Diana Thorneycroft: The Body, its lesson and camouflage

25 Apr 2001 - 03 Sep 2001

Regarded as one of the most challenging of contemporary image makers, Diana Thorneycroft creates dark and often disturbing photographs. Her works explore sexuality, memory, and the social, cultural, and familial forces that shape our sense of identity and our understanding of the world. In particular, Thorneycroft makes the body the focus of her work. The body becomes the ground upon which memories of past events can be depicted, fantasies played out, and the effects of physical discomforts explored. Placing herself in settings that conflate medical technology with torture, Thorneycroft depicts her own body as subjugated and vulnerable, as a site of both suffering and pleasure.

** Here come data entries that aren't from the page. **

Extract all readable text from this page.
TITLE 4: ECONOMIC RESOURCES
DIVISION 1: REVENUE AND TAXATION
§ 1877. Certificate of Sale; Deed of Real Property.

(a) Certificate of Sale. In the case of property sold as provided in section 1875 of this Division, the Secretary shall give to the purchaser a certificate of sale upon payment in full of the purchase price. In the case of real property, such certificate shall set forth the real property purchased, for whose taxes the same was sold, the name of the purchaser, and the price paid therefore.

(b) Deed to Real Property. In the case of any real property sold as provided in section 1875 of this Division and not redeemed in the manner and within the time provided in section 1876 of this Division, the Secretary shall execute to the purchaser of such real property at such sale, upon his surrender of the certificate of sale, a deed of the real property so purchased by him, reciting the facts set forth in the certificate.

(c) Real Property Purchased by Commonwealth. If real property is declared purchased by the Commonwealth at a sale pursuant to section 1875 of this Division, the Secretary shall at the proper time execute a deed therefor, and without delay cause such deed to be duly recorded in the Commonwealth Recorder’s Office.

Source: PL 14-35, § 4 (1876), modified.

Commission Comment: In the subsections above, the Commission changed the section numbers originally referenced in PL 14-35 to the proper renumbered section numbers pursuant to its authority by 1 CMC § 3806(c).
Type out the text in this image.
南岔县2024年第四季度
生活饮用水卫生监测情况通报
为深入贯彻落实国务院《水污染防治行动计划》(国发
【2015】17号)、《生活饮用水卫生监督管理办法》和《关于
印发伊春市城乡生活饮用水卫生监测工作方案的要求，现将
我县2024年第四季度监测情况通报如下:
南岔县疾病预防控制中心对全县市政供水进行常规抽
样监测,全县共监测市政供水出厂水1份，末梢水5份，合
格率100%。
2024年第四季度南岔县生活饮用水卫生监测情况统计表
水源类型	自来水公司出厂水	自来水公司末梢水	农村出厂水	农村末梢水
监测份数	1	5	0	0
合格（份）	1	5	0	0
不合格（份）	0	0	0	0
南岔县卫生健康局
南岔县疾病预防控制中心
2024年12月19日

That which is understood to define individuality is lost among depictions of bound and bandaged figures who sometimes struggle against their fate, but more often appear resigned to it. Drawing on works from major projects produced by the artist over the last ten years, Diana Thorneycroft: The Body, its lesson and camouflage is a challenging, at times disturbing, and rewarding visual experience. The works of Diana Thorneycroft continue to provoke a wide range of commentary and response, and always invite close examination and reflection. This exhibition was organized by the Art Gallery of Southwestern Manitoba and circulated by The Winnipeg Art Gallery with the generous support of the Canada Council for the Arts and the Manitoba Arts Council and Canadian Cargo.